The House on Foster Hill uses the plot and subplots as the thrust of the story. They are the engine that propels the story forward.

What I like about the book:
~The cover. It’s gothic looking. The cover is haunting and enticing.
~The idea and setting of the story is wonderful. A mysterious house with a strong history of unexplainable events. Two women who are grieving. Both women have a pull to understand the secrets of the house.
~Ivy is a woman from the early 20th century, but she is the assistant to her father on a post mortem woman. I feel this is a rare job for a woman of this time period. I feel her experience working alongside her father made her a unique and interesting main character.

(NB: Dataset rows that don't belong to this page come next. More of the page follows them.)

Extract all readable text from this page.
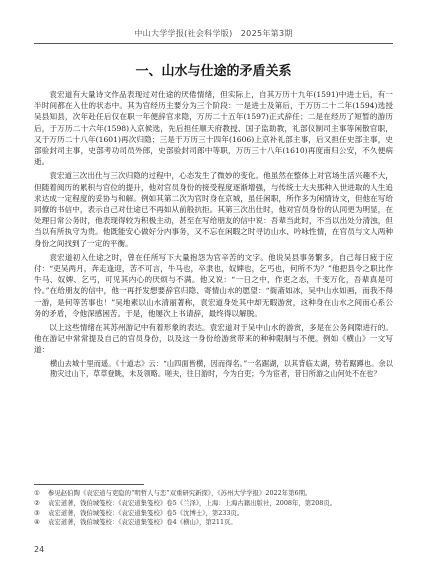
中山大学学报(社会科学版)　2025年第3期
一、山水与仕途的矛盾关系

袁宏道有大量诗文作品表现过对仕途的厌倦情绪，但实际上，自其万历十九年(1591)中进士后，有一半时间都在入仕的状态中。其为官经历主要分为三个阶段：一是进士及第后，于万历二十二年(1594)选授吴县知县，次年赴任后仅在职一年便辞官求隐，万历二十五年(1597)正式辞任；二是在经历了短暂的游历后，于万历二十六年(1598)入京候选，先后担任顺天府教授、国子监助教，礼部仪制司主事等闲散官职，又于万历二十八年(1601)再次归隐；三是于万历三十四年(1606)上京补礼部主事，后又担任史部主事，史部验封司主事，史部考功司员外郎，史部验封司郎中等职，万历三十八年(1610)再度南归公安，不久便病逝。

袁宏道三次出仕与三次归隐的过程中，心态发生了微妙的变化。他虽然在整体上对官场生活兴趣不大，但随着阅历的累积与官位的提升，他对官员身份的接受程度逐渐增强，与传统士大夫那种入世进取的人生追求达成一定程度的妥协与和解。例如其第二次为官时身在京城，虽任闲职，所作多为闲情诗文，但他在写给同僚的书信中，表示自己对仕途已不再如从前般抗拒。其第三次出仕时，他对官员身份的认同更为明显，在处理日常公务时，他表现得较为积极主动，甚至在写给朋友的信中说：吾辈当此时，不当以出处分清浊，但当以有所执守为贵。他既能安心做好分内事务，又不忘在闲暇之时寻访山水、吟咏性情，在官员与文人两种身份之间找到了一定的平衡。

袁宏道初入仕途之时，曾在任所写下大量抱怨为官辛苦的文字。他说吴县事务繁多，自己每日疲于应付：“吏吴两月，奔走逢迎，苦不可言，牛马也，卒隶也，奴婢也，乞丐也，何所不为？”他把县令之职比作牛马、奴婢、乞丐，可见其内心的厌烦与不满。他又说：“一日之中，作吏之态，千变万化，吾辈真是可怜。”在给朋友的信中，他一再抒发想要辞官归隐、寄情山水的愿望：“衙斋如冰，吴中山水如画，而我不得一游，是何等苦事也！”吴地素以山水清丽著称，袁宏道身处其中却无暇游赏，这种身在山水之间而心系公务的矛盾，令他深感困苦。于是，他屡次上书请辞，最终得以解脱。

以上这些情绪在其苏州游记中有着形象的表达。袁宏道对于吴中山水的游赏，多是在公务间隙进行的。他在游记中常常提及自己的官员身份，以及这一身份给游赏带来的种种限制与不便。例如《横山》一文写道：

横山去城十里而遥。《十道志》云：“山四面皆横，因而得名。”一名踞湖，以其背临太湖，势若踞蹲也。余以勘灾过山下，草草登眺，未及领略。嗟夫，往日游时，今为白吏；今为宦者，昔日所游之山何处不在也？
①	参见赵伯陶《袁宏道与吏隐的“明哲人与恋”双重研究新探》，《苏州大学学报》2022年第6期。
②	袁宏道著，钱伯城笺校：《袁宏道集笺校》卷5《兰泽》，上海：上海古籍出版社，2008年，第208页。
③	袁宏道著，钱伯城笺校：《袁宏道集笺校》卷5《沈博士》，第233页。
④	袁宏道著，钱伯城笺校：《袁宏道集笺校》卷4《横山》，第211页。
24
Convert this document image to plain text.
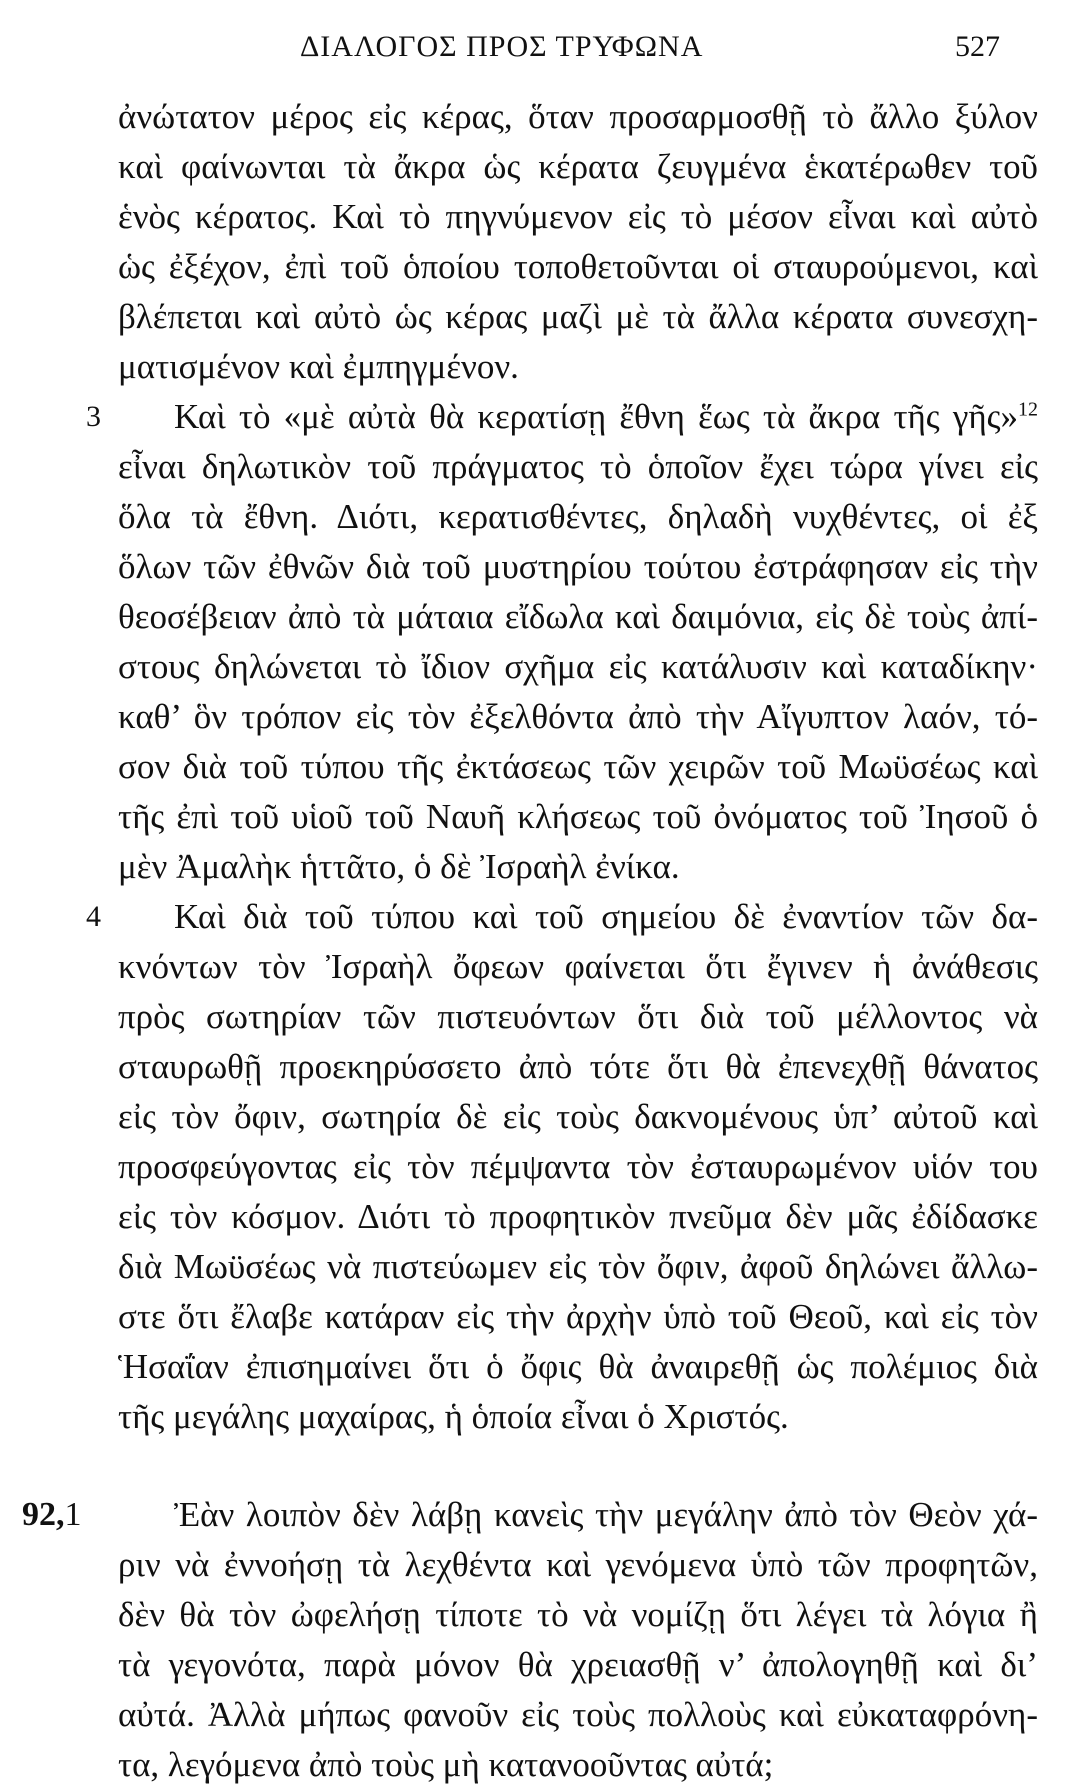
ΔΙΑΛΟΓΟΣ ΠΡΟΣ ΤΡΥΦΩΝΑ	527
ἀνώτατον μέρος εἰς κέρας, ὅταν προσαρμοσθῇ τὸ ἄλλο ξύλον
καὶ φαίνωνται τὰ ἄκρα ὡς κέρατα ζευγμένα ἑκατέρωθεν τοῦ
ἑνὸς κέρατος. Καὶ τὸ πηγνύμενον εἰς τὸ μέσον εἶναι καὶ αὐτὸ
ὡς ἐξέχον, ἐπὶ τοῦ ὁποίου τοποθετοῦνται οἱ σταυρούμενοι, καὶ
βλέπεται καὶ αὐτὸ ὡς κέρας μαζὶ μὲ τὰ ἄλλα κέρατα συνεσχη-
ματισμένον καὶ ἐμπηγμένον.
3 Καὶ τὸ «μὲ αὐτὰ θὰ κερατίσῃ ἔθνη ἕως τὰ ἄκρα τῆς γῆς»$^{12}$
εἶναι δηλωτικὸν τοῦ πράγματος τὸ ὁποῖον ἔχει τώρα γίνει εἰς
ὅλα τὰ ἔθνη. Διότι, κερατισθέντες, δηλαδὴ νυχθέντες, οἱ ἐξ
ὅλων τῶν ἐθνῶν διὰ τοῦ μυστηρίου τούτου ἐστράφησαν εἰς τὴν
θεοσέβειαν ἀπὸ τὰ μάταια εἴδωλα καὶ δαιμόνια, εἰς δὲ τοὺς ἀπί-
στους δηλώνεται τὸ ἴδιον σχῆμα εἰς κατάλυσιν καὶ καταδίκην·
καθ’ ὃν τρόπον εἰς τὸν ἐξελθόντα ἀπὸ τὴν Αἴγυπτον λαόν, τό-
σον διὰ τοῦ τύπου τῆς ἐκτάσεως τῶν χειρῶν τοῦ Μωϋσέως καὶ
τῆς ἐπὶ τοῦ υἱοῦ τοῦ Ναυῆ κλήσεως τοῦ ὀνόματος τοῦ Ἰησοῦ ὁ
μὲν Ἀμαλὴκ ἡττᾶτο, ὁ δὲ Ἰσραὴλ ἐνίκα.
4 Καὶ διὰ τοῦ τύπου καὶ τοῦ σημείου δὲ ἐναντίον τῶν δα-
κνόντων τὸν Ἰσραὴλ ὄφεων φαίνεται ὅτι ἔγινεν ἡ ἀνάθεσις
πρὸς σωτηρίαν τῶν πιστευόντων ὅτι διὰ τοῦ μέλλοντος νὰ
σταυρωθῇ προεκηρύσσετο ἀπὸ τότε ὅτι θὰ ἐπενεχθῇ θάνατος
εἰς τὸν ὄφιν, σωτηρία δὲ εἰς τοὺς δακνομένους ὑπ’ αὐτοῦ καὶ
προσφεύγοντας εἰς τὸν πέμψαντα τὸν ἐσταυρωμένον υἱόν του
εἰς τὸν κόσμον. Διότι τὸ προφητικὸν πνεῦμα δὲν μᾶς ἐδίδασκε
διὰ Μωϋσέως νὰ πιστεύωμεν εἰς τὸν ὄφιν, ἀφοῦ δηλώνει ἄλλω-
στε ὅτι ἔλαβε κατάραν εἰς τὴν ἀρχὴν ὑπὸ τοῦ Θεοῦ, καὶ εἰς τὸν
Ἡσαΐαν ἐπισημαίνει ὅτι ὁ ὄφις θὰ ἀναιρεθῇ ὡς πολέμιος διὰ
τῆς μεγάλης μαχαίρας, ἡ ὁποία εἶναι ὁ Χριστός.
92,1	Ἐὰν λοιπὸν δὲν λάβῃ κανεὶς τὴν μεγάλην ἀπὸ τὸν Θεὸν χά-
ριν νὰ ἐννοήσῃ τὰ λεχθέντα καὶ γενόμενα ὑπὸ τῶν προφητῶν,
δὲν θὰ τὸν ὠφελήσῃ τίποτε τὸ νὰ νομίζῃ ὅτι λέγει τὰ λόγια ἢ
τὰ γεγονότα, παρὰ μόνον θὰ χρειασθῇ ν’ ἀπολογηθῇ καὶ δι’
αὐτά. Ἀλλὰ μήπως φανοῦν εἰς τοὺς πολλοὺς καὶ εὐκαταφρόνη-
τα, λεγόμενα ἀπὸ τοὺς μὴ κατανοοῦντας αὐτά;
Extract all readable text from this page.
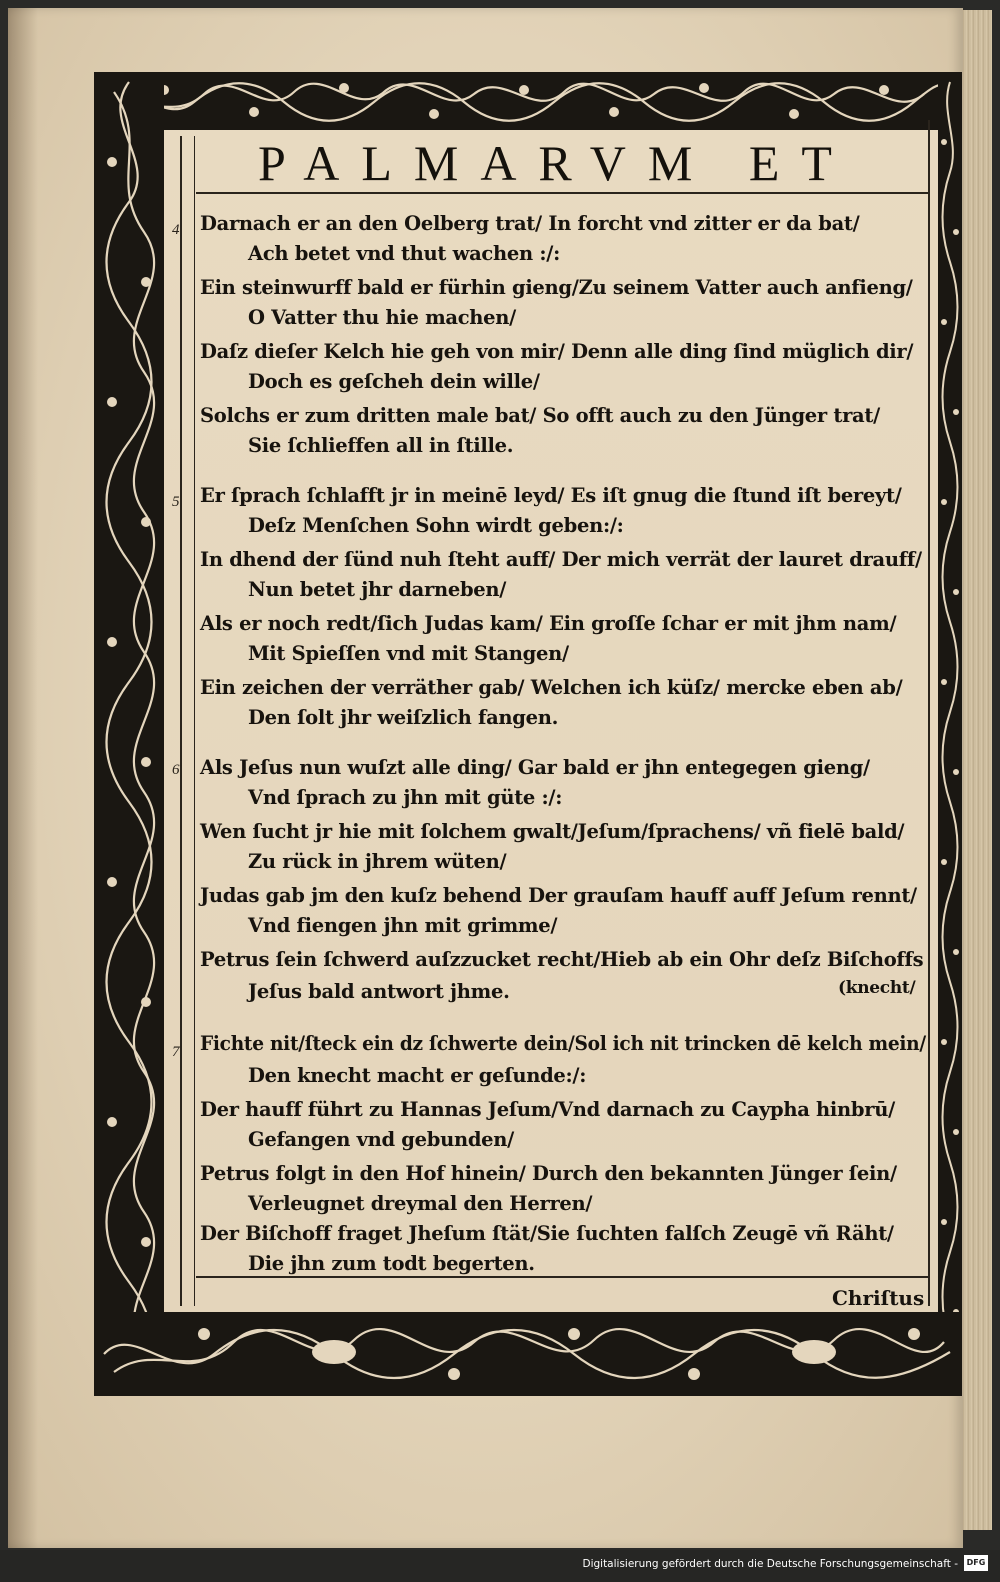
PALMARVM ET
4 Darnach er an den Oelberg trat/ In forcht vnd zitter er da bat/
Ach betet vnd thut wachen :/:
Ein steinwurff bald er fürhin gieng/Zu seinem Vatter auch anfieng/
O Vatter thu hie machen/
Daſz dieſer Kelch hie geh von mir/ Denn alle ding ſind müglich dir/
Doch es geſcheh dein wille/
Solchs er zum dritten male bat/ So offt auch zu den Jünger trat/
Sie ſchlieffen all in ſtille.
5 Er ſprach ſchlafft jr in meinē leyd/ Es iſt gnug die ſtund iſt bereyt/
Deſz Menſchen Sohn wirdt geben:/:
In dhend der ſünd nuh ſteht auff/ Der mich verrät der lauret drauff/
Nun betet jhr darneben/
Als er noch redt/ſich Judas kam/ Ein groſſe ſchar er mit jhm nam/
Mit Spieſſen vnd mit Stangen/
Ein zeichen der verräther gab/ Welchen ich küſz/ mercke eben ab/
Den ſolt jhr weiſzlich fangen.
6 Als Jeſus nun wuſzt alle ding/ Gar bald er jhn entegegen gieng/
Vnd ſprach zu jhn mit güte :/:
Wen ſucht jr hie mit ſolchem gwalt/Jeſum/ſprachens/ vñ fielē bald/
Zu rück in jhrem wüten/
Judas gab jm den kuſz behend Der grauſam hauff auff Jeſum rennt/
Vnd fiengen jhn mit grimme/
Petrus ſein ſchwerd auſzzucket recht/Hieb ab ein Ohr deſz Biſchoffs
Jeſus bald antwort jhme.	(knecht/
7 Fichte nit/ſteck ein dz ſchwerte dein/Sol ich nit trincken dē kelch mein/
Den knecht macht er geſunde:/:
Der hauff führt zu Hannas Jeſum/Vnd darnach zu Caypha hinbrū/
Gefangen vnd gebunden/
Petrus folgt in den Hof hinein/ Durch den bekannten Jünger ſein/
Verleugnet dreymal den Herren/
Der Biſchoff fraget Jheſum ſtät/Sie ſuchten falſch Zeugē vñ Räht/
Die jhn zum todt begerten.
Chriſtus
Digitalisierung gefördert durch die Deutsche Forschungsgemeinschaft -	DFG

~Kaine’s working career had been in social work. She worked with women who had been victimized and abused. I feel her education and experience gives her a knowledge and wisdom most people don’t have. I feel this made her an interesting and valuable main character.

What I don’t like:
~There are too many subplots. I count 11. I don’t feel it is necessary to have so many subplots that the reader is wandering off in different directions and wondering how all of them or some of them will be reconciled by the last page. I feel some of the subplots need trimming.
~I don’t like the name Kaine. It is pronounced like Cain. I spent at least half the book wondering how to pronounce the name and the other half being reminded of Cain and Able.
~Kaine doesn’t respond in certain situations as I’d expected. She had years of education and training as a social worker. Her work placed her in crisis situations. In her career, Kaine would have attended further training. In The House on Foster Hill, she behaved as a cliché in a crisis situation instead of her training. I didn’t like this. I didn’t feel it was believable.